The new company (Newco), formed by the merger of Singapore's biggest taxi operator and the largest public bus operator, will have a market capitalisation of over $1 billion, combined sales of $1.56 billion, and pre-tax earnings of $196 million. It will provide a spectrum of transport services ranging from bus and taxi services to leasing and vehicle maintenance and inspections.
Comfort has a fleet of some 11,340 taxis, while DelGro runs 2,872 buses. Comfort is also Singapore's biggest private bus operator with 401 buses, while DelGro has been awarded the operation of the Northeast MRT line and the Sengkang/Punggol light rail system.
The only rival to Newco here, listed SMRT Corp, in comparison, has a market capitalisation of around $930 million, sales of $500 million and pre-tax profits of $88.5 million. It has a smaller fleet of some 600 buses and 2,000 taxis, but operates all the existing MRT lines in Singapore.
Under the merger plan, Newco will be listed, but Comfort and DelGro will be delisted after the transaction is completed.
Comfort's vehicle inspection unit Vicom Ltd and DelGro's bus operating unit SBS Transit will remain listed as separate entities on the Singapore Exchange.
Comfort shareholders will receive about 1.25 Newco shares for every Comfort share, while DelGro shareholders will get around 3.34 Newco shares for each DelGro share.
There are 811.80 million Comfort shares and 302.50 million DelGro shares currently in issue.
Based on the allocation of shares, Newco will have 2.02 billion shares in issue and paid-up capital of $505.5 million, and will be equally held by Comfort and DelGro shareholders.
In a joint statement, Comfort and DelGro said the proposed merger aims to consolidate their transportation businesses to enhance profitability and shareholder value.
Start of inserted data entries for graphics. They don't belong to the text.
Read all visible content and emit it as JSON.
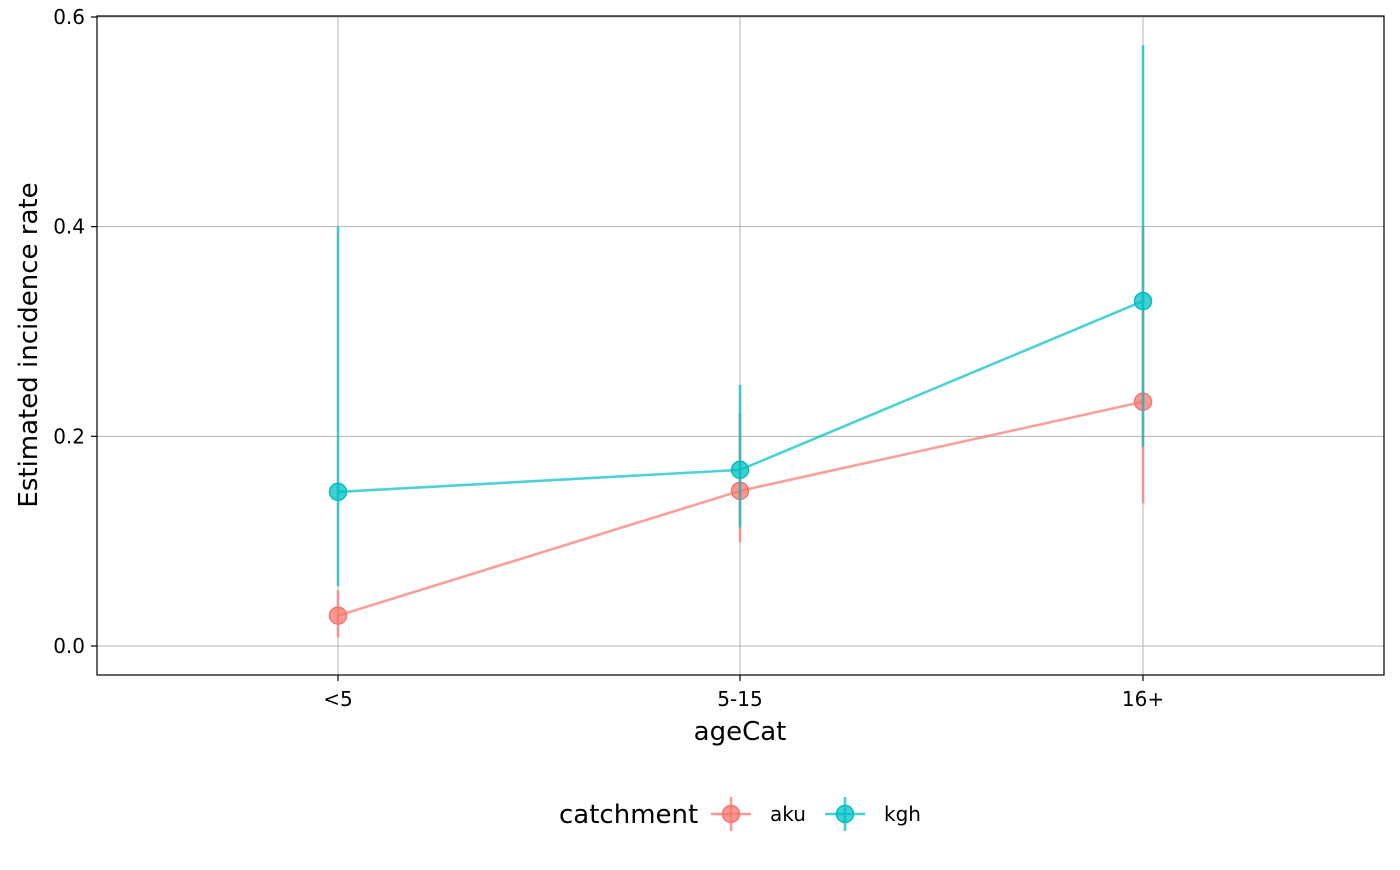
{
  "chart_data": {
    "type": "line",
    "title": "",
    "xlabel": "ageCat",
    "ylabel": "Estimated incidence rate",
    "categories": [
      "<5",
      "5-15",
      "16+"
    ],
    "ylim": [
      -0.03,
      0.6
    ],
    "yticks": [
      0.0,
      0.2,
      0.4,
      0.6
    ],
    "ytick_labels": [
      "0.0",
      "0.2",
      "0.4",
      "0.6"
    ],
    "grid": true,
    "legend": {
      "title": "catchment",
      "position": "bottom"
    },
    "series": [
      {
        "name": "aku",
        "color": "#F8766D",
        "values": [
          0.029,
          0.148,
          0.233
        ],
        "lower": [
          0.008,
          0.099,
          0.136
        ],
        "upper": [
          0.053,
          0.222,
          0.4
        ]
      },
      {
        "name": "kgh",
        "color": "#00BFC4",
        "values": [
          0.147,
          0.168,
          0.329
        ],
        "lower": [
          0.057,
          0.113,
          0.19
        ],
        "upper": [
          0.4,
          0.249,
          0.573
        ]
      }
    ]
  }
}
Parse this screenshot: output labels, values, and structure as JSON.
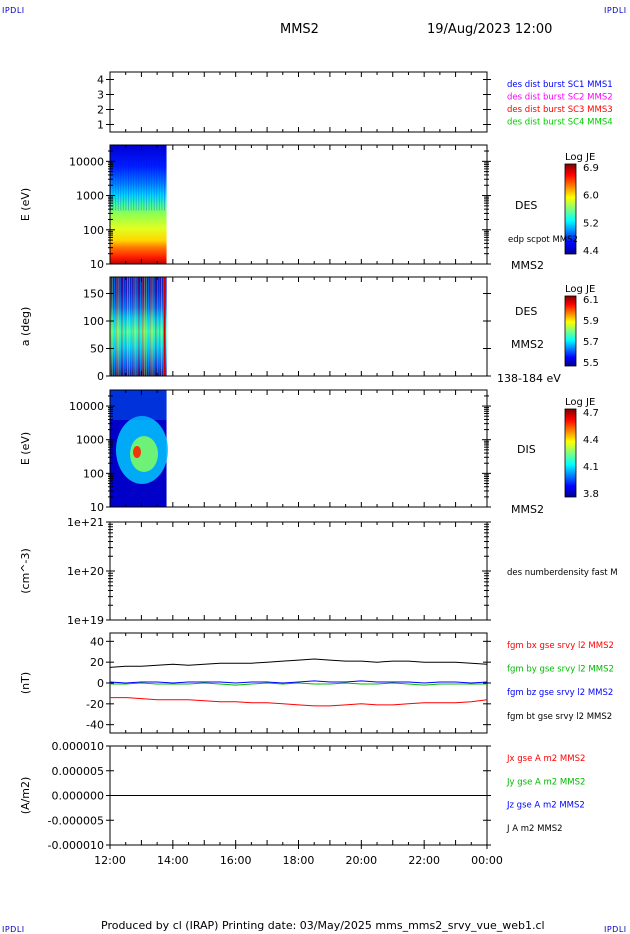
{
  "header": {
    "logo_tl": "IPDLI",
    "logo_tr": "IPDLI",
    "logo_bl": "IPDLI",
    "logo_br": "IPDLI",
    "spacecraft": "MMS2",
    "datetime": "19/Aug/2023 12:00"
  },
  "footer": {
    "text": "Produced by cl (IRAP)   Printing date: 03/May/2025   mms_mms2_srvy_vue_web1.cl"
  },
  "colors": {
    "mms1": "#0000ff",
    "mms2": "#ff00ff",
    "mms3": "#ff0000",
    "mms4": "#00cc00",
    "bx": "#ff0000",
    "by": "#00bb00",
    "bz": "#0000ff",
    "bt": "#000000"
  },
  "chart_data": [
    {
      "id": "panel1",
      "type": "line",
      "ylabel": "",
      "ylim": [
        0.5,
        4.5
      ],
      "yticks": [
        "1",
        "2",
        "3",
        "4"
      ],
      "xlim": [
        "12:00",
        "00:00"
      ],
      "legend": [
        {
          "text": "des dist burst SC1 MMS1",
          "color": "#0000ff"
        },
        {
          "text": "des dist burst SC2 MMS2",
          "color": "#ff00ff"
        },
        {
          "text": "des dist burst SC3 MMS3",
          "color": "#ff0000"
        },
        {
          "text": "des dist burst SC4 MMS4",
          "color": "#00cc00"
        }
      ],
      "series": []
    },
    {
      "id": "panel2",
      "type": "heatmap",
      "ylabel": "E (eV)",
      "scale": "log",
      "ylim": [
        10,
        30000
      ],
      "yticks": [
        "10",
        "100",
        "1000",
        "10000"
      ],
      "side_labels": [
        "DES",
        "edp scpot MMS2",
        "MMS2"
      ],
      "colorbar": {
        "title": "Log JE",
        "ticks": [
          "6.9",
          "6.0",
          "5.2",
          "4.4"
        ],
        "range": [
          4.4,
          6.9
        ]
      },
      "data_extent": [
        "12:00",
        "13:50"
      ]
    },
    {
      "id": "panel3",
      "type": "heatmap",
      "ylabel": "a (deg)",
      "ylim": [
        0,
        180
      ],
      "yticks": [
        "0",
        "50",
        "100",
        "150"
      ],
      "side_labels": [
        "DES",
        "MMS2",
        "138-184 eV"
      ],
      "colorbar": {
        "title": "Log JE",
        "ticks": [
          "6.1",
          "5.9",
          "5.7",
          "5.5"
        ],
        "range": [
          5.5,
          6.1
        ]
      },
      "data_extent": [
        "12:00",
        "13:50"
      ]
    },
    {
      "id": "panel4",
      "type": "heatmap",
      "ylabel": "E (eV)",
      "scale": "log",
      "ylim": [
        10,
        30000
      ],
      "yticks": [
        "10",
        "100",
        "1000",
        "10000"
      ],
      "side_labels": [
        "DIS",
        "MMS2"
      ],
      "colorbar": {
        "title": "Log JE",
        "ticks": [
          "4.7",
          "4.4",
          "4.1",
          "3.8"
        ],
        "range": [
          3.8,
          4.7
        ]
      },
      "data_extent": [
        "12:00",
        "13:50"
      ]
    },
    {
      "id": "panel5",
      "type": "line",
      "ylabel": "(cm^-3)",
      "scale": "log",
      "ylim": [
        1e+19,
        1e+21
      ],
      "yticks": [
        "1e+19",
        "1e+20",
        "1e+21"
      ],
      "legend": [
        {
          "text": "des numberdensity fast M",
          "color": "#000000"
        }
      ],
      "series": []
    },
    {
      "id": "panel6",
      "type": "line",
      "ylabel": "(nT)",
      "ylim": [
        -48,
        48
      ],
      "yticks": [
        "-40",
        "-20",
        "0",
        "20",
        "40"
      ],
      "legend": [
        {
          "text": "fgm bx gse srvy l2 MMS2",
          "color": "#ff0000"
        },
        {
          "text": "fgm by gse srvy l2 MMS2",
          "color": "#00bb00"
        },
        {
          "text": "fgm bz gse srvy l2 MMS2",
          "color": "#0000ff"
        },
        {
          "text": "fgm bt gse srvy l2 MMS2",
          "color": "#000000"
        }
      ],
      "x": [
        0,
        0.5,
        1,
        1.5,
        2,
        2.5,
        3,
        3.5,
        4,
        4.5,
        5,
        5.5,
        6,
        6.5,
        7,
        7.5,
        8,
        8.5,
        9,
        9.5,
        10,
        10.5,
        11,
        11.5,
        12
      ],
      "series": [
        {
          "name": "fgm bt gse srvy l2 MMS2",
          "color": "#000000",
          "values": [
            15,
            16,
            16,
            17,
            18,
            17,
            18,
            19,
            19,
            19,
            20,
            21,
            22,
            23,
            22,
            21,
            21,
            20,
            21,
            21,
            20,
            20,
            20,
            19,
            18
          ]
        },
        {
          "name": "fgm bx gse srvy l2 MMS2",
          "color": "#ff0000",
          "values": [
            -14,
            -14,
            -15,
            -16,
            -16,
            -16,
            -17,
            -18,
            -18,
            -19,
            -19,
            -20,
            -21,
            -22,
            -22,
            -21,
            -20,
            -21,
            -21,
            -20,
            -19,
            -19,
            -19,
            -18,
            -16
          ]
        },
        {
          "name": "fgm by gse srvy l2 MMS2",
          "color": "#00bb00",
          "values": [
            -1,
            -1,
            0,
            -1,
            -1,
            -1,
            0,
            -1,
            -2,
            -1,
            0,
            -1,
            0,
            -1,
            -1,
            0,
            -1,
            -1,
            0,
            -1,
            -2,
            -1,
            -1,
            -1,
            -1
          ]
        },
        {
          "name": "fgm bz gse srvy l2 MMS2",
          "color": "#0000ff",
          "values": [
            1,
            0,
            1,
            1,
            0,
            1,
            1,
            1,
            0,
            1,
            1,
            0,
            1,
            2,
            1,
            1,
            2,
            1,
            1,
            1,
            0,
            1,
            1,
            0,
            1
          ]
        }
      ]
    },
    {
      "id": "panel7",
      "type": "line",
      "ylabel": "(A/m2)",
      "ylim": [
        -1e-05,
        1e-05
      ],
      "yticks": [
        "-0.000010",
        "-0.000005",
        "0.000000",
        "0.000005",
        "0.000010"
      ],
      "xlabels": [
        "12:00",
        "14:00",
        "16:00",
        "18:00",
        "20:00",
        "22:00",
        "00:00"
      ],
      "legend": [
        {
          "text": "Jx gse A m2 MMS2",
          "color": "#ff0000"
        },
        {
          "text": "Jy gse A m2 MMS2",
          "color": "#00bb00"
        },
        {
          "text": "Jz gse A m2 MMS2",
          "color": "#0000ff"
        },
        {
          "text": "J A m2 MMS2",
          "color": "#000000"
        }
      ],
      "x": [
        0,
        12
      ],
      "series": [
        {
          "name": "J A m2 MMS2",
          "color": "#000000",
          "values": [
            0,
            0
          ]
        }
      ]
    }
  ]
}
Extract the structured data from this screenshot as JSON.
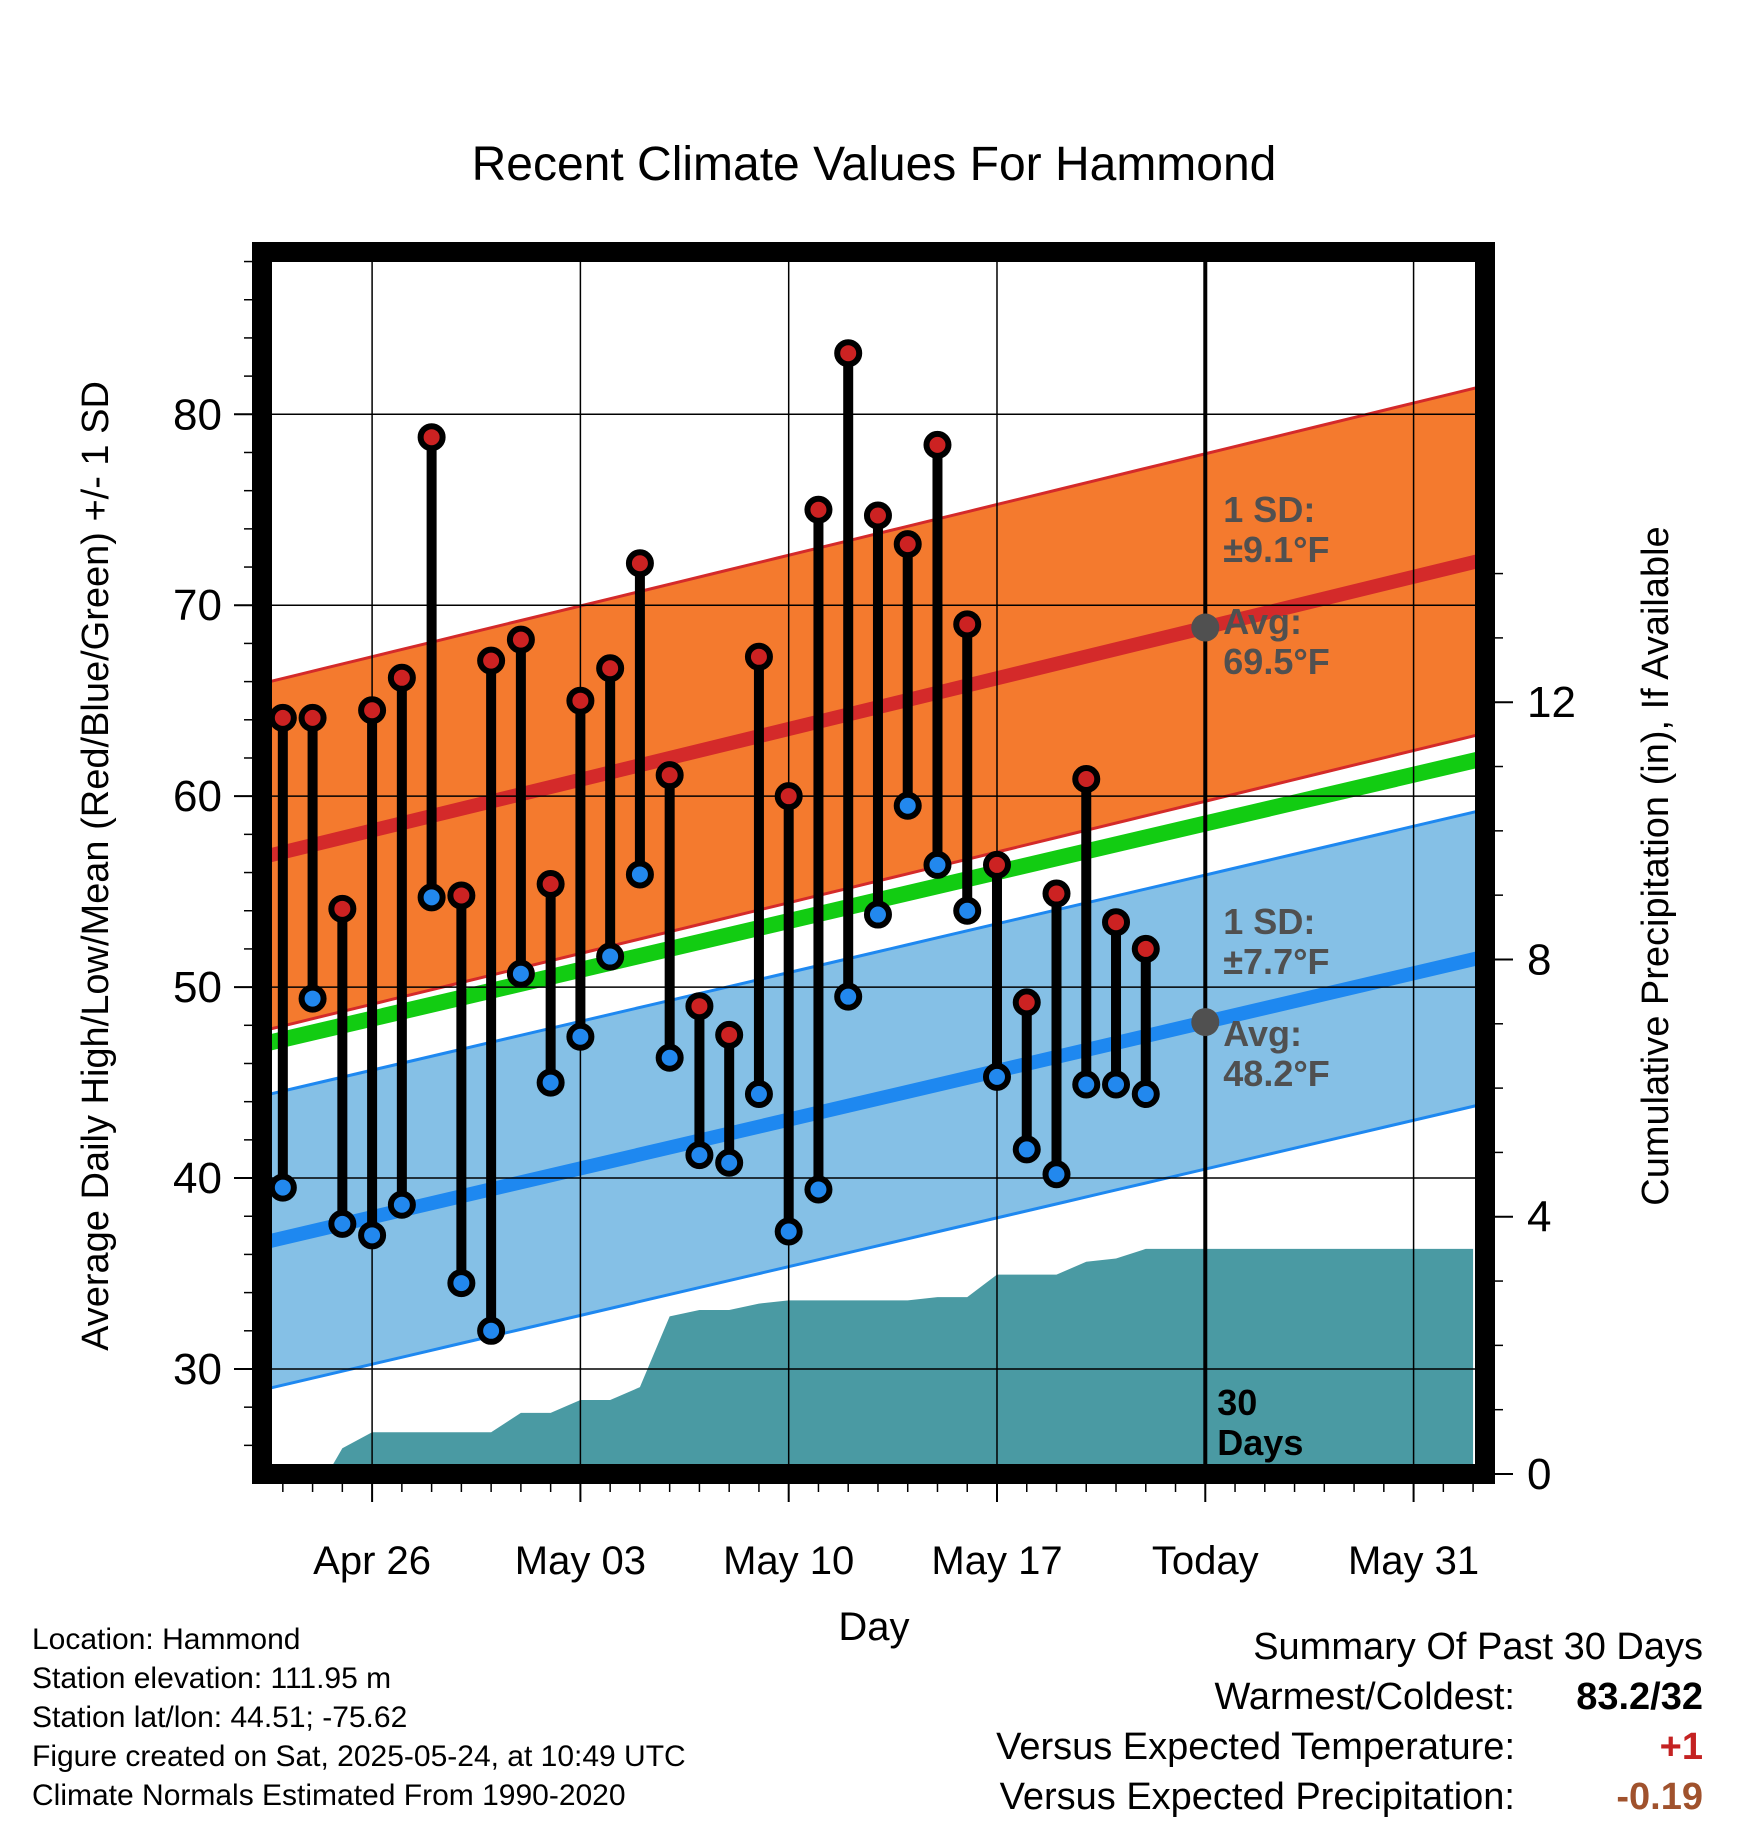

It will enable Newco to provide better customer service through synergies and greater efficiencies and to increase the size and scale of overseas operations.
Newco will also be better placed to face the increased competition from the liberalisation of the unscheduled feeder bus services market in Singapore, the statement added.
The merger will result in a stronger balance sheet with shareholders' funds exceeding $1.1 billion, it said.
With a market capitalisation of over $1 billion, Newco should attract a broader shareholder base, wider institutional interest, and more extensive research coverage.
Initial market reception was positive. 'I think it looks like a good deal,' said Kevin Scully, head of NetResearch Asia. 'Comfort is looking to expand overseas and DelGro has large bus and taxi operations in London and China. There are also overlaps in local operations so there should be some synergies and margin expansion.'
The issue, Mr Scully suggests, is more a competition one rather than an equity one.
He pointed out that with the proposed merger, there will effectively be a duopoly operating in the Singapore transport market.
Comfort, DelGro, SBS and Vicom shares were suspended yesterday for the announcement. Comfort shares are likely to react more on the upside than DelGro shares to news of the merger, market players said. DelGro shares have already seen a run-up to $2.02 before their suspension from their Monday close of $1.90, while Comfort shares have remained flat at 77 cents. SBS last traded at $1.34, while Vicom was quoted at 64.5 cents before being suspended. The proposed merger needs the nod of Comfort and DelGro shareholders, as well as court approval. The two companies have also made a submission to the Securities Industry Council for confirmation that they do not need to make a general offer for SBS and Vicom under the 'chain principle' of the takeover code.